Hildegard Durlacher las am Morgen eine Notiz in der Zeitung, daß man Erich Torner zu seinem fünfzigsten Geburtstag ein Bankett veranstalten würde. Sie nahm es zum Anlaß, ihn anzurufen, und erwischte ihn glücklich am Telephon. Sie fürchtete, daß er böse wäre, aber er war überraschend freundlich und lud sie nun auch zum Nachmittag ein.

»Wollen Sie mich etwa noch immer malen?«

»Gewiß will ich Sie malen! Jetzt aber Akt!«

Sie kämpfte mit sich, ob sie den Hörer hinlegen sollte. Sie fühlte, daß sie über und über rot wurde. »Davon kann natürlich keine Rede sein!«

»Wir werden uns darüber verständigen«, hörte sie seine Stimme. »Kommen Sie nur her!«

»Ich komme zu Ihnen zum Tee, so gegen sechs.«

»Gut!« sagte er.

Sie blieb noch einige Augenblicke am Apparat stehen. Ihr war, als ob er sie vor aller Augen entkleidet hätte. Sie hatte in den acht Berliner Wintern, die sie nun mitgemacht hatte, ihre Abenteuer gehabt. Mit sechsundzwanzig Jahren konnte man in Berlin einiges erlebt haben. Aber vor diesem Maler empfand sie etwas wie zitternde Angst. Es war, als ob er nach ihr griff und sie sich herlangte, ohne alle Umstände.

Sie ging von dem hinteren Korridor, in dem sich der Fernsprecher befand, langsam nach vorn, trat in das große Eßzimmer ein, ging durch den blauen und den roten Salon zum Wintergarten. Eigentlich wollte sie sich hier niederlassen, um ihr Buch weiterzulesen. Aber sie mußte vor den Spiegel treten. Das sollte sie sein: diese gemessene Dame mit der Perlenkette um den Hals? Durfte man vor diesem sorgfältig geordneten Gesicht etwas Unpassendes sprechen? Sie versuchte zu lächeln. Wie konventionell dieses Lächeln war! Lächelte sie eigentlich immer so? Sie hatte Torners Stimme im Ohr: »Jetzt aber Akt!« Natürlich würde sie sich nicht als Akt malen lassen, aber diese Worte hatten sie auf eine seltsame Weise aufgeregt. Sie fühlte die Haut an ihrem Körper, diese etwas gelbliche und duftende Haut, die unter Kleidern und Wäsche versteckt war. Sie hatte keine Lust mehr, diese Haut und ihre Brüste zu verstecken.

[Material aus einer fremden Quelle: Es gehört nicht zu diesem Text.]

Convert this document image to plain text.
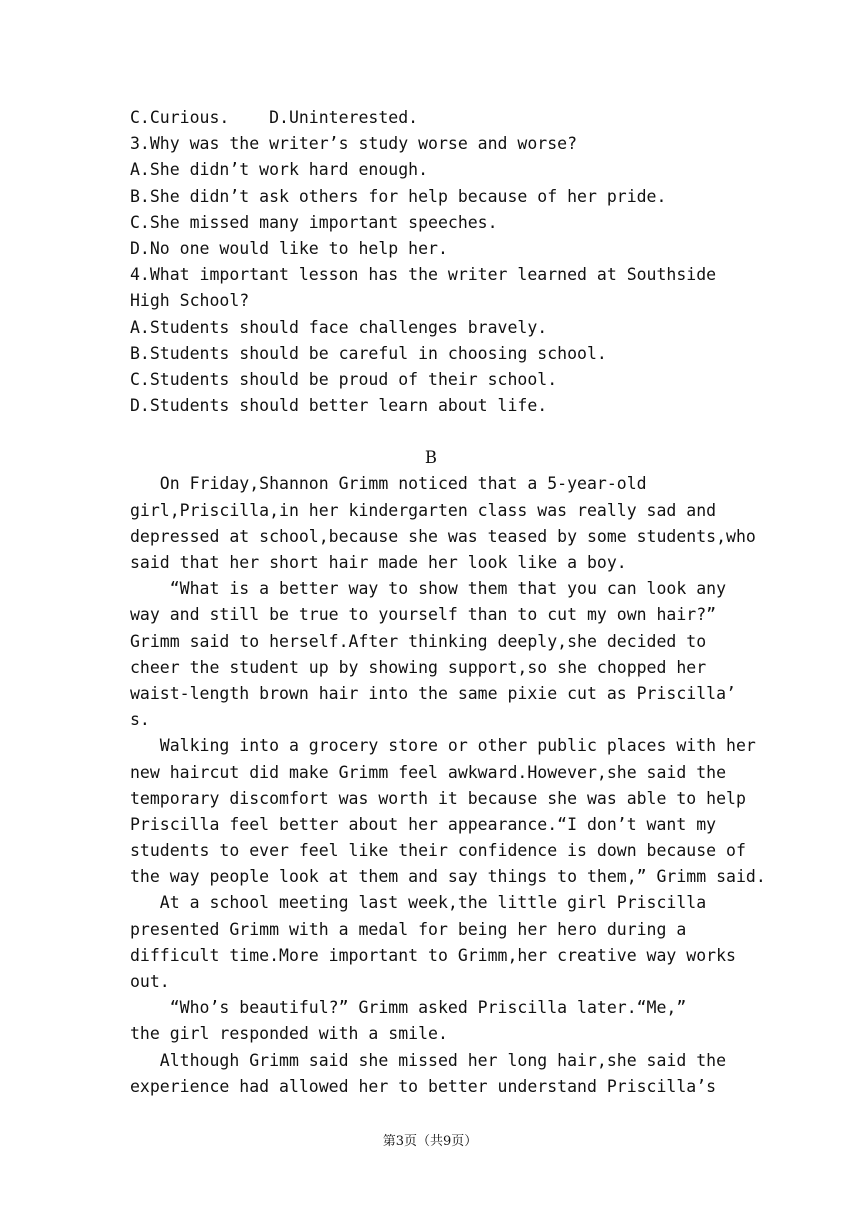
C.Curious.    D.Uninterested.
3.Why was the writer’s study worse and worse?
A.She didn’t work hard enough.
B.She didn’t ask others for help because of her pride.
C.She missed many important speeches.
D.No one would like to help her.
4.What important lesson has the writer learned at Southside
High School?
A.Students should face challenges bravely.
B.Students should be careful in choosing school.
C.Students should be proud of their school.
D.Students should better learn about life.
B
On Friday,Shannon Grimm noticed that a 5-year-old
girl,Priscilla,in her kindergarten class was really sad and
depressed at school,because she was teased by some students,who
said that her short hair made her look like a boy.
“What is a better way to show them that you can look any
way and still be true to yourself than to cut my own hair?”
Grimm said to herself.After thinking deeply,she decided to
cheer the student up by showing support,so she chopped her
waist-length brown hair into the same pixie cut as Priscilla’
s.
Walking into a grocery store or other public places with her
new haircut did make Grimm feel awkward.However,she said the
temporary discomfort was worth it because she was able to help
Priscilla feel better about her appearance.“I don’t want my
students to ever feel like their confidence is down because of
the way people look at them and say things to them,” Grimm said.
At a school meeting last week,the little girl Priscilla
presented Grimm with a medal for being her hero during a
difficult time.More important to Grimm,her creative way works
out.
“Who’s beautiful?” Grimm asked Priscilla later.“Me,”
the girl responded with a smile.
Although Grimm said she missed her long hair,she said the
experience had allowed her to better understand Priscilla’s
第3页（共9页）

Dennoch saß sie zehn Minuten später mit ihrem alten Lächeln und in tadellos gerader Haltung einem Besucher gegenüber und sprach über die Berliner Theater. Der Besucher und sie hatten alle Feuilletons darüber gelesen, aber sie taten, als ob sie sie nicht kennten. Es war bequem und ersparte dumme Dilettantismen.

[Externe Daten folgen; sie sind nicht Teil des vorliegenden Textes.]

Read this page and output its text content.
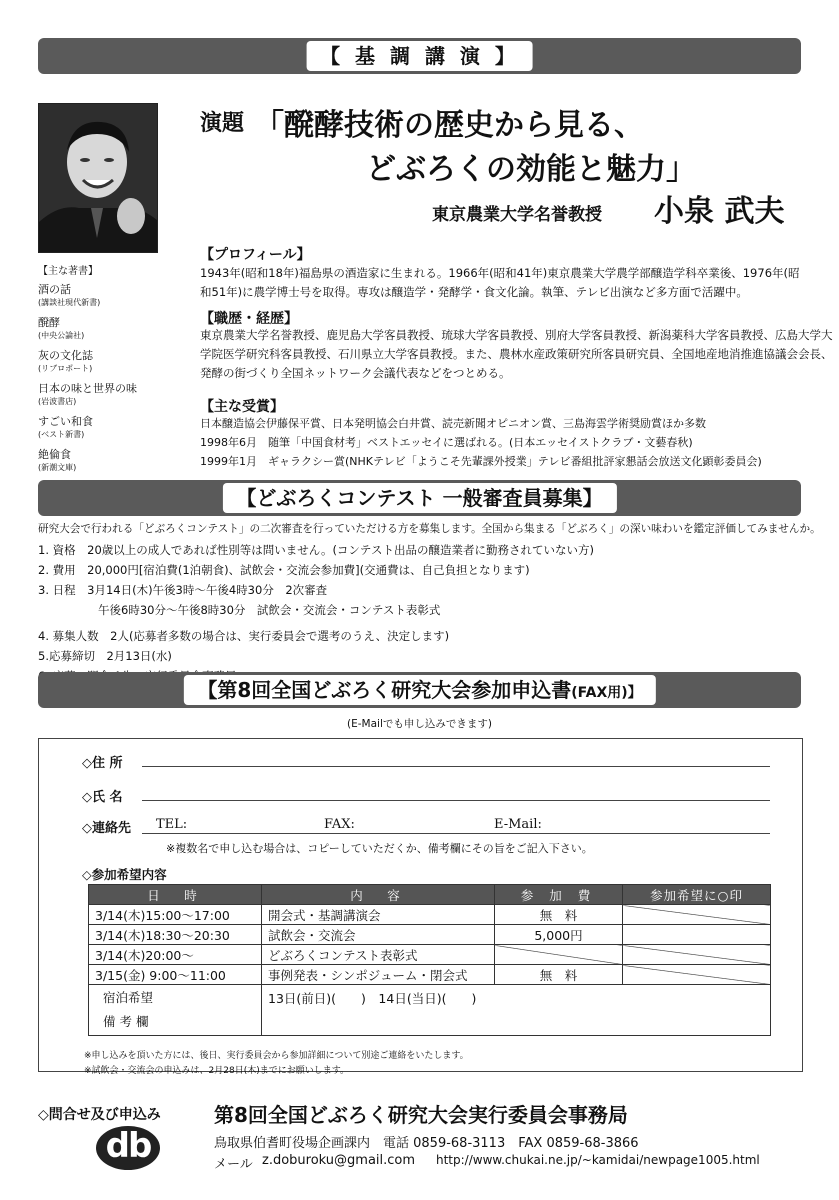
【 基 調 講 演 】
演題 「醗酵技術の歴史から見る、
どぶろくの効能と魅力」
東京農業大学名誉教授 小泉 武夫
【主な著書】
酒の話
(講談社現代新書)
醗酵
(中央公論社)
灰の文化誌
(リブロポート)
日本の味と世界の味
(岩波書店)
すごい和食
(ベスト新書)
絶倫食
(新潮文庫)
【プロフィール】
1943年(昭和18年)福島県の酒造家に生まれる。1966年(昭和41年)東京農業大学農学部醸造学科卒業後、1976年(昭
和51年)に農学博士号を取得。専攻は醸造学・発酵学・食文化論。執筆、テレビ出演など多方面で活躍中。
【職歴・経歴】
東京農業大学名誉教授、鹿児島大学客員教授、琉球大学客員教授、別府大学客員教授、新潟薬科大学客員教授、広島大学大
学院医学研究科客員教授、石川県立大学客員教授。また、農林水産政策研究所客員研究員、全国地産地消推進協議会会長、
発酵の街づくり全国ネットワーク会議代表などをつとめる。
【主な受賞】
日本醸造協会伊藤保平賞、日本発明協会白井賞、読売新聞オピニオン賞、三島海雲学術奨励賞ほか多数
1998年6月　随筆「中国食材考」ベストエッセイに選ばれる。(日本エッセイストクラブ・文藝春秋)
1999年1月　ギャラクシー賞(NHKテレビ「ようこそ先輩課外授業」テレビ番組批評家懇話会放送文化顕彰委員会)
【どぶろくコンテスト 一般審査員募集】
研究大会で行われる「どぶろくコンテスト」の二次審査を行っていただける方を募集します。全国から集まる「どぶろく」の深い味わいを鑑定評価してみませんか。
1. 資格　20歳以上の成人であれば性別等は問いません。(コンテスト出品の醸造業者に勤務されていない方)
2. 費用　20,000円[宿泊費(1泊朝食)、試飲会・交流会参加費](交通費は、自己負担となります)
3. 日程　3月14日(木)午後3時～午後4時30分　2次審査
午後6時30分～午後8時30分　試飲会・交流会・コンテスト表彰式
4. 募集人数　2人(応募者多数の場合は、実行委員会で選考のうえ、決定します)
5.応募締切　2月13日(水)
【第8回全国どぶろく研究大会参加申込書(FAX用)】
(E-Mailでも申し込みできます)
◇住 所
◇氏 名
◇連絡先 TEL:	FAX:	E-Mail:
※複数名で申し込む場合は、コピーしていただくか、備考欄にその旨をご記入下さい。
◇参加希望内容
日　時	内　容	参 加 費	参加希望に○印
3/14(木)15:00～17:00	開会式・基調講演会	無　料	
3/14(木)18:30～20:30	試飲会・交流会	5,000円	
3/14(木)20:00～	どぶろくコンテスト表彰式		
3/15(金) 9:00～11:00	事例発表・シンポジューム・閉会式	無　料	

宿泊希望
備 考 欄	13日(前日)(　　)　14日(当日)(　　)		
※申し込みを頂いた方には、後日、実行委員会から参加詳細について別途ご連絡をいたします。
※試飲会・交流会の申込みは、2月28日(木)までにお願いします。
◇問合せ及び申込み
db
第8回全国どぶろく研究大会実行委員会事務局
鳥取県伯耆町役場企画課内　電話 0859-68-3113　FAX 0859-68-3866
メール z.doburoku@gmail.com http://www.chukai.ne.jp/~kamidai/newpage1005.html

Als der Besucher gegangen war, rief Peplex, ihr Vater, von der Bank an. Sie zitterte davor, daß er sie während der Teestunde brauchen würde. Aber er wollte nur in acht Tagen eine Gesellschaft geben. Es tagte da eine Generalversammlung in Berlin, und er wollte den Aufsichtsrat bei sich haben.

Es wurde allmählich Zeit, sich fertig zu machen. Eigentlich war es noch lange Zeit. Komisch, daß heute nicht wie sonst jede Minute bei ihr besetzt war. Sie kannte es nicht anders, als daß es von einer Matinee rasch zu einem Frühstück und von dort zu einem Tee ging. Ihr fiel ein, daß sie heute eine Besprechung im Rot-Weiß-Klub ausgelassen hatte, und lächelte, als sie sich selbst darüber ertappte. Hatte sie damit gerechnet, sich für Torner freizuhalten? Es mußte wohl so sein.

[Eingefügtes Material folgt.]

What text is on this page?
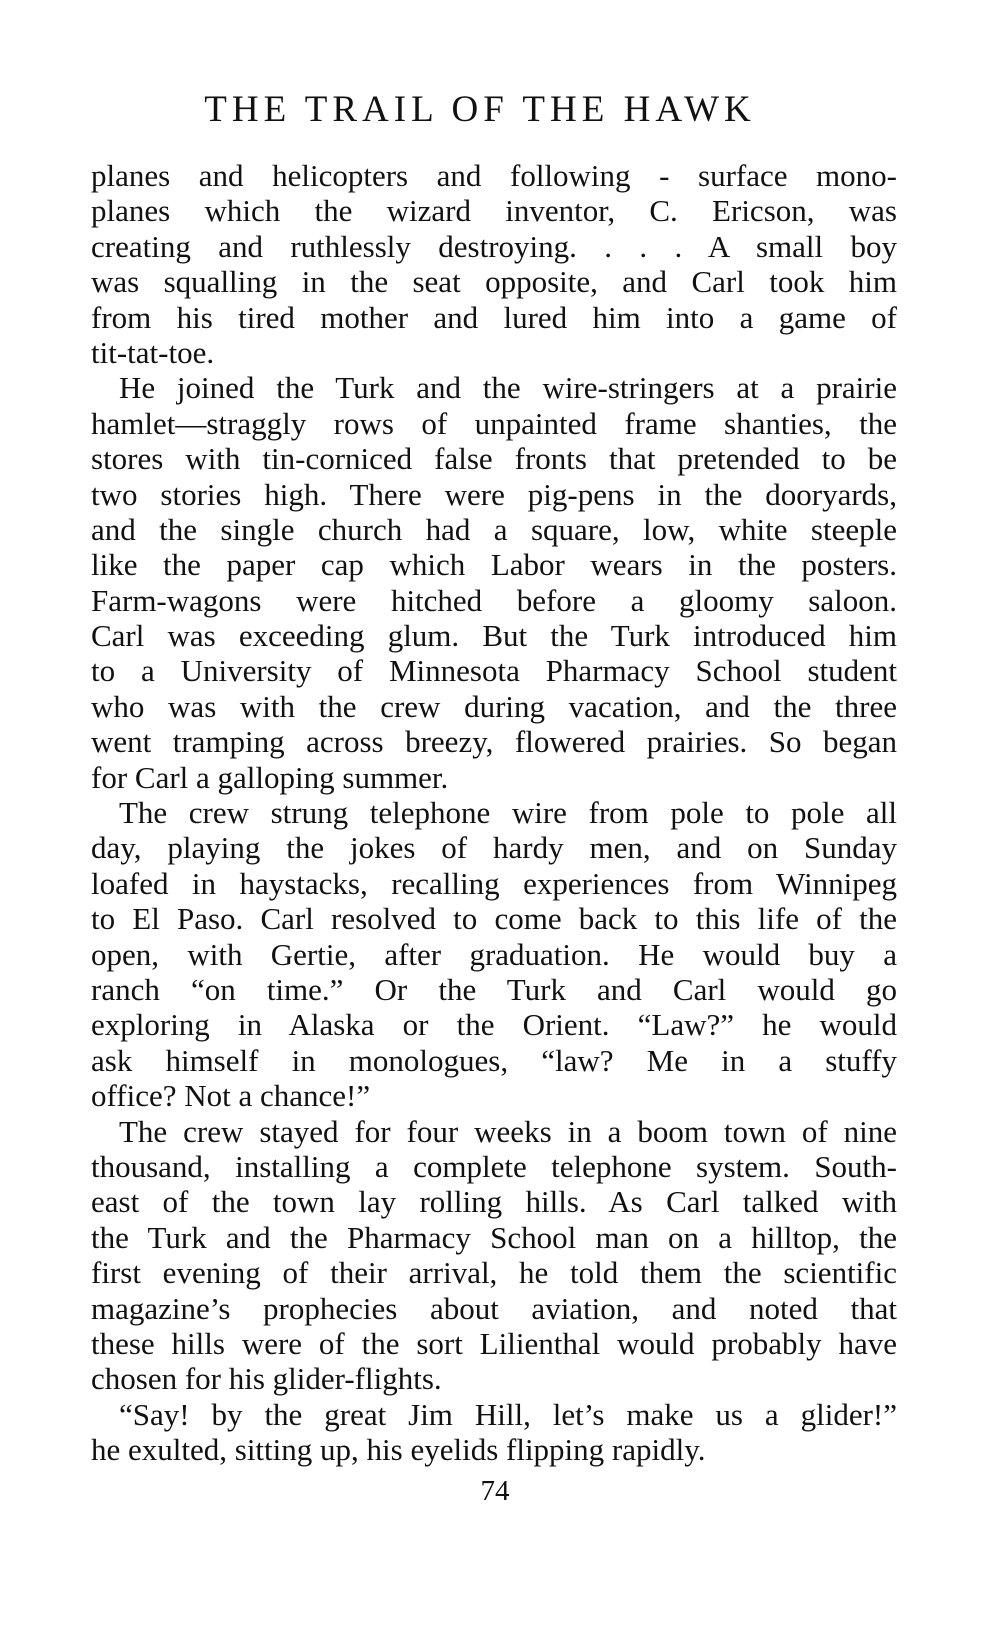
THE TRAIL OF THE HAWK
planes and helicopters and following - surface mono-
planes which the wizard inventor, C. Ericson, was
creating and ruthlessly destroying. . . . A small boy
was squalling in the seat opposite, and Carl took him
from his tired mother and lured him into a game of
tit-tat-toe.
He joined the Turk and the wire-stringers at a prairie
hamlet—straggly rows of unpainted frame shanties, the
stores with tin-corniced false fronts that pretended to be
two stories high. There were pig-pens in the dooryards,
and the single church had a square, low, white steeple
like the paper cap which Labor wears in the posters.
Farm-wagons were hitched before a gloomy saloon.
Carl was exceeding glum. But the Turk introduced him
to a University of Minnesota Pharmacy School student
who was with the crew during vacation, and the three
went tramping across breezy, flowered prairies. So began
for Carl a galloping summer.
The crew strung telephone wire from pole to pole all
day, playing the jokes of hardy men, and on Sunday
loafed in haystacks, recalling experiences from Winnipeg
to El Paso. Carl resolved to come back to this life of the
open, with Gertie, after graduation. He would buy a
ranch “on time.” Or the Turk and Carl would go
exploring in Alaska or the Orient. “Law?” he would
ask himself in monologues, “law? Me in a stuffy
office? Not a chance!”
The crew stayed for four weeks in a boom town of nine
thousand, installing a complete telephone system. South-
east of the town lay rolling hills. As Carl talked with
the Turk and the Pharmacy School man on a hilltop, the
first evening of their arrival, he told them the scientific
magazine’s prophecies about aviation, and noted that
these hills were of the sort Lilienthal would probably have
chosen for his glider-flights.
“Say! by the great Jim Hill, let’s make us a glider!”
he exulted, sitting up, his eyelids flipping rapidly.
74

Als sie sich schon ins Ankleidezimmer zurückgezogen hatte, ließ sich ihr Bruder melden. Sie warf einen Kimono über und ging in das Herrenzimmer, neugierig, was er wollte. Er wünschte ihre Gefälligkeit in Anspruch zu nehmen:

»Du besinnst dich auf meine heilige Katharina, die dir so gut gefällt?«

Natürlich besann sie sich darauf.

Er berichtete ihr von dem Zusammentreffen mit Zwingermann in dem Café und von der Sitzung bei Schabrack. Es waren da altspanische Sachen im Kunsthandel aufgetaucht, die viel von sich reden machten. Er dachte daran, ein oder das andre Stück zu erwerben. Dann kam er auf Sibylle Marcks und ihre fabelhafte Ähnlichkeit mit einigen dieser spanischen Sachen zu sprechen. »Ich habe sie im Theater gesehen und ihr geschrieben. Sie wird mich heute abend am Bühneneingang erwarten. Ich möchte gern, daß du dabei bist.«

Sie dachte darüber nach, wo sie den Namen Marcks gehört hatte. Hieß nicht jener Maler und Bildhauer, von dem Alex Schrötter ihr erzählte, Marcks? Sie besann sich: Anton Marcks hieß er und war ein Rivale von Erich Torner. Vielleicht hatte er eine Tochter Sibylle. Komisch, daß ihr Bruder nun gerade diese Sibylle kennenlernen mußte!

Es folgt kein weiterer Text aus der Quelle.